Jahit robekan diruang operasi

a) Tinjau kembali prinsip perawatan umum


b) Berikan dukungan dan penguatan emosional. Gunakan anastesi lokal
dengan lidokain. Gunakan blok pedendal, ketamin atau anastesi spinal.
Penjahitan dapat dilakukan menggunakn anastesi lokal dengan
lignokain dan petidin serta diazepam melalui IV dengan perlahan (
jangan mencampurdengan spuit yang sama ) jika semua tepi robekan
dapat dilihat, tetapi hal tersebut jarang terjadi.
c) Minta asisten memeriksa uterus dan memastikan bahwa uterus
berkontraksi.
d) Periksa vagina, perinium, dan serviks secara cermat.
e) Untuk melihat apakah spingter ani robek.
1. Masukkan jari yang memakai sarung tangan kedalam anus
2. Angkat jari dengan hati-hati dan identifikasi sfingter.

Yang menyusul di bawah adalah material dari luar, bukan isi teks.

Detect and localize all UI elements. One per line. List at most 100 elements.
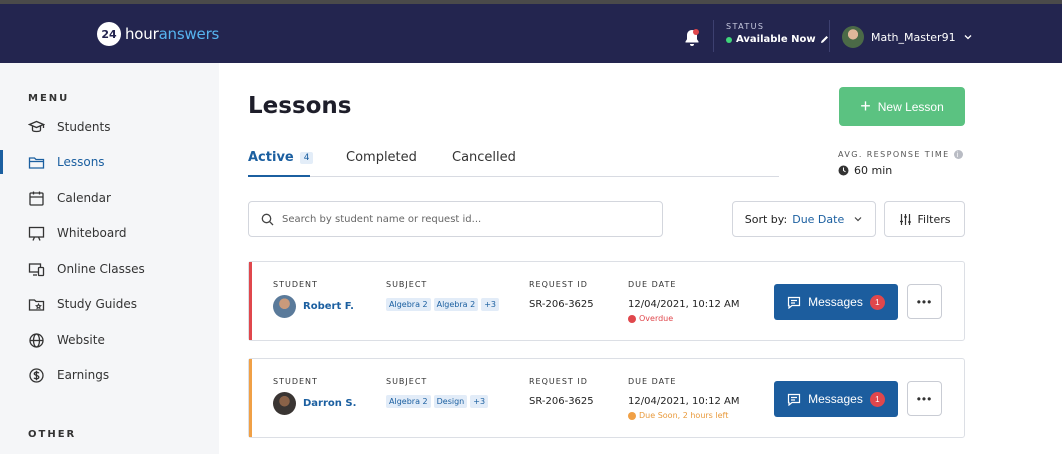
due-date: 12/04/2021, 10:12 AM: [628, 299, 740, 310]
messages-button[interactable]: Messages 1: [774, 381, 898, 417]
chevron-down-icon: [854, 217, 862, 222]
lesson-card: STUDENT SUBJECT REQUEST ID DUE DATE Robe…: [248, 261, 965, 341]
message-icon: [788, 296, 801, 309]
filters-button[interactable]: Filters: [884, 201, 965, 237]
logo-word-answers: answers: [158, 25, 220, 43]
due-status-text: Due Soon, 2 hours left: [639, 411, 729, 420]
avg-response-value: 60 min: [854, 164, 893, 177]
username: Math_Master91: [871, 30, 956, 44]
sidebar-item-study-guides[interactable]: Study Guides: [0, 289, 219, 319]
notification-dot: [693, 29, 699, 35]
more-icon: •••: [916, 294, 933, 309]
info-icon[interactable]: i: [953, 150, 963, 159]
subject-tags: Algebra 2 Design +3: [386, 395, 489, 408]
sort-value: Due Date: [792, 212, 845, 226]
due-status: Overdue: [628, 314, 673, 323]
graduation-cap-icon: [28, 120, 45, 132]
whiteboard-icon: [28, 226, 45, 241]
sidebar-item-label: Website: [57, 333, 105, 347]
status-dot: [726, 36, 732, 43]
new-lesson-label: New Lesson: [877, 99, 944, 114]
search-icon: [261, 213, 274, 225]
sidebar-item-label: Online Classes: [57, 262, 145, 276]
logo-badge: 24: [97, 22, 121, 46]
status-label: STATUS: [726, 22, 765, 31]
student-name: Darron S.: [303, 398, 357, 409]
more-options-button[interactable]: •••: [907, 381, 942, 416]
tab-completed[interactable]: Completed: [346, 150, 417, 165]
logo[interactable]: 24 houranswers: [97, 22, 219, 46]
search-input[interactable]: [282, 213, 642, 225]
column-label-subject: SUBJECT: [386, 377, 428, 386]
column-label-due-date: DUE DATE: [628, 280, 677, 289]
messages-button[interactable]: Messages 1: [774, 284, 898, 320]
subject-tag: Design: [433, 395, 468, 408]
sidebar-item-label: Study Guides: [57, 297, 137, 311]
sidebar-item-students[interactable]: Students: [0, 112, 219, 142]
column-label-due-date: DUE DATE: [628, 377, 677, 386]
chevron-down-icon[interactable]: [963, 32, 973, 42]
page-title: Lessons: [248, 93, 352, 119]
sidebar-item-label: Earnings: [57, 368, 110, 382]
request-id: SR-206-3625: [529, 299, 594, 310]
pencil-icon[interactable]: [820, 35, 829, 44]
column-label-request-id: REQUEST ID: [529, 377, 588, 386]
sidebar-item-whiteboard[interactable]: Whiteboard: [0, 218, 219, 248]
clock-icon: [628, 411, 636, 420]
search-box: [248, 201, 663, 237]
logo-text: houranswers: [125, 25, 219, 43]
message-icon: [788, 393, 801, 406]
avg-response-label-row: AVG. RESPONSE TIME i: [838, 150, 963, 159]
column-label-student: STUDENT: [273, 377, 318, 386]
student-link[interactable]: Robert F.: [273, 295, 354, 318]
due-status: Due Soon, 2 hours left: [628, 411, 728, 420]
sidebar: MENU Students Lessons Calendar Whiteboar…: [0, 63, 219, 454]
globe-icon: [29, 332, 44, 348]
folder-icon: [28, 156, 45, 169]
student-name: Robert F.: [303, 301, 354, 312]
subject-tag: Algebra 2: [386, 395, 431, 408]
tab-cancelled[interactable]: Cancelled: [452, 150, 516, 165]
status-value-row: Available Now: [726, 34, 829, 45]
subject-tags: Algebra 2 Algebra 2 +3: [386, 298, 500, 311]
sidebar-item-online-classes[interactable]: Online Classes: [0, 254, 219, 284]
more-tags-badge[interactable]: +3: [481, 298, 500, 311]
tab-label: Cancelled: [452, 150, 516, 165]
column-label-student: STUDENT: [273, 280, 318, 289]
new-lesson-button[interactable]: + New Lesson: [839, 87, 965, 126]
more-icon: •••: [916, 391, 933, 406]
lesson-tabs: Active 4 Completed Cancelled: [248, 145, 779, 177]
due-soon-accent-bar: [249, 359, 252, 437]
subject-tag: Algebra 2: [386, 298, 431, 311]
due-status-text: Overdue: [639, 314, 674, 323]
message-count-badge: 1: [869, 391, 885, 407]
sidebar-item-lessons[interactable]: Lessons: [0, 147, 219, 177]
avg-response-value-row: 60 min: [838, 164, 963, 177]
student-link[interactable]: Darron S.: [273, 392, 356, 415]
message-count-badge: 1: [869, 294, 885, 310]
more-tags-badge[interactable]: +3: [470, 395, 489, 408]
avg-response-time: AVG. RESPONSE TIME i 60 min: [838, 150, 963, 177]
avg-response-label: AVG. RESPONSE TIME: [838, 150, 950, 159]
menu-section-label: MENU: [28, 93, 70, 104]
top-bar: 24 houranswers STATUS Available Now Math…: [0, 0, 1062, 63]
sidebar-item-label: Lessons: [57, 155, 105, 169]
tab-active[interactable]: Active 4: [248, 150, 314, 165]
avatar: [273, 392, 296, 415]
folder-star-icon: [28, 298, 45, 311]
sort-dropdown[interactable]: Sort by: Due Date: [732, 201, 876, 237]
sidebar-item-label: Students: [57, 120, 111, 134]
devices-icon: [28, 262, 45, 276]
user-menu[interactable]: Math_Master91: [842, 26, 973, 48]
avatar: [842, 26, 864, 48]
tab-count-badge: 4: [299, 151, 314, 164]
more-options-button[interactable]: •••: [907, 284, 942, 319]
sidebar-item-calendar[interactable]: Calendar: [0, 183, 219, 213]
messages-label: Messages: [808, 392, 863, 406]
sidebar-item-earnings[interactable]: Earnings: [0, 360, 219, 390]
status-selector[interactable]: STATUS Available Now: [726, 22, 829, 45]
status-value: Available Now: [736, 34, 816, 45]
sidebar-item-website[interactable]: Website: [0, 325, 219, 355]
calendar-icon: [29, 191, 44, 206]
active-tab-indicator: [248, 175, 310, 177]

3. Periksa permukaan rektum dan perhatikan robekan dengan cermat.
f) Ganti sarung tangan yang bersih, steril atau yang DTT
g) Oleskan larutan antiseptik kerobekan dan keluarkan materi fekal, jika
ada.
h) Pastikan bahwa tidak alergi terhadap lignokain atau obat-obatan
terkait.
i) Masukan sekitar 10 ml larutan lignokain 0,5 % kebawah mukosa
vagina, kebah kulit perineum dan ke otot perinatal yang dalam.
j) Pada akhir penyuntikan, tunggu selama dua menit kemudian jepit area
robekan dengan forcep. Jika ibu dapat merasakan jepitan tsb, tunggu
dua menit lagi kemudian lakukan tes ulang.
k) Jahit rektum dengan jahitan putus-putus menggunakan benang 3-0 atau
4-0 dengan jarak 0,5 cm untuk menyatukan mukosa.
l) Jika spingter robek
1) Pegang setiap ujung sfingter dengan klem Allis ( sfingter akan
beretraksi jika robek ).
2) Selubung fasia disekitar sfingter kuat dan tidak robek jika ditarik
dengan klem.
3) Jahit sfingter dengan dua atau tiga jahitan putus-putus
menggunakan benang 2-0.
m) Oleskan kembali larutan antiseptik kearea yang dijahit.
n) Periksa anus dengan jari yang memakai sarung tangan untuk
memastikan penjahitan rektum dan sfingter dilakukan dengan benar.
Selanjutnya, ganti sarung tangan yang bersih, steril atau yang DTT.
o) Jahit mukosa vagina, otot perineum dan kulit.